Personne ne peut prédire, à la semaine près, les évolutions dans chaque pays arabe, mais sur la durée, des réformes profondes s'imposeront aux pouvoirs dans ces pays. L'Algérie, qui a trop cher payé depuis 1954, mérite d'aller plus vite et plus loin, à commencer par des décisions d'une grande portée symbolique et aussi politique. Un échéancier public pour dissoudre la 49ème wilaya, le jugement des présumés coupables dans les affaires de l'autoroute, de Sonatrach, des multiples importations, des terres agricoles, la levée des censures culturelles, l'émergence d'un puissant audiovisuel national (privé/public) peuvent créer la rupture. En fait, il s'agit d'aller maintenant à un système démocratique. Et ce serait faire injure à l'intelligence et à l'expérience de M. Bouteflika de penser qu'il ne sait pas que de larges pans de sa majorité et de ses «soutiens» intéressés ne sont que des barrages de paille en cas de cyclone. Ces derniers, pour un égout bouché, invoquent son programme, ses orientations éclairées et attendent ses directives.

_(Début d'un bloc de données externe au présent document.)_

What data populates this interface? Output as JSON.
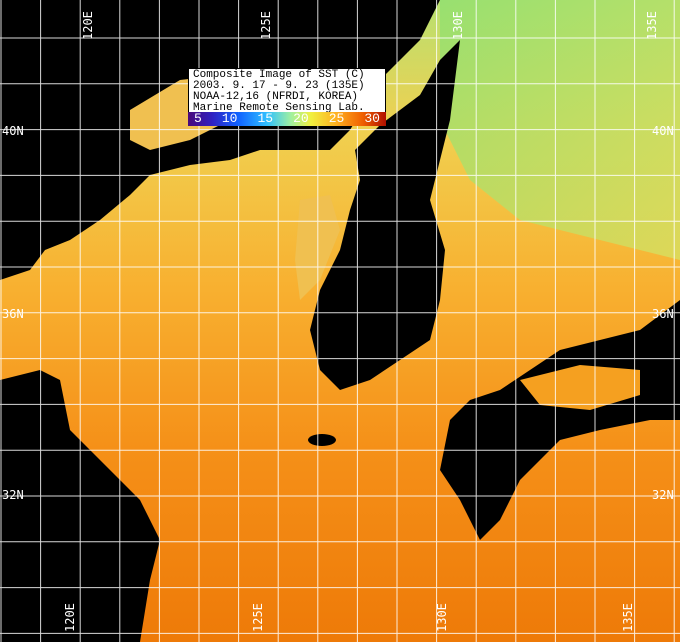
{
  "legend": {
    "lines": [
      "Composite Image of SST (C)",
      "2003. 9. 17 - 9. 23 (135E)",
      "NOAA-12,16 (NFRDI, KOREA)",
      "Marine Remote Sensing Lab."
    ],
    "scale_ticks": [
      "5",
      "10",
      "15",
      "20",
      "25",
      "30"
    ],
    "scale_unit": "C",
    "scale_range": [
      5,
      30
    ]
  },
  "labels": {
    "lon_top": [
      "120E",
      "125E",
      "130E",
      "135E"
    ],
    "lon_bottom": [
      "120E",
      "125E",
      "130E",
      "135E"
    ],
    "lat_left": [
      "40N",
      "36N",
      "32N"
    ],
    "lat_right": [
      "40N",
      "36N",
      "32N"
    ]
  },
  "colors": {
    "land": "#000000",
    "grid": "#ffffff",
    "warm_sea": "#f08a10",
    "cool_sea": "#b0e060"
  }
}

 La désagrégation des partis de Ben Ali et Moubarek, la dignité, le courage dans des conditions terribles des manifestants en Egypte, le niveau de leurs discours, la solidarité des Egyptiens, le rôle du syndicat en Tunisie, le regard nouveau de «la communauté internationale» sur les gouvernances arabes sont des signaux trop forts pour qu'ils n'agissent pas sur la jeunesse et le pouvoir en Algérie qui peut anticiper et ouvrir un processus démocratique géré par des courants progressistes, modernistes et l'ensemble des acteurs politiques, culturels et sociaux qui veulent la rupture et aiment leur pays.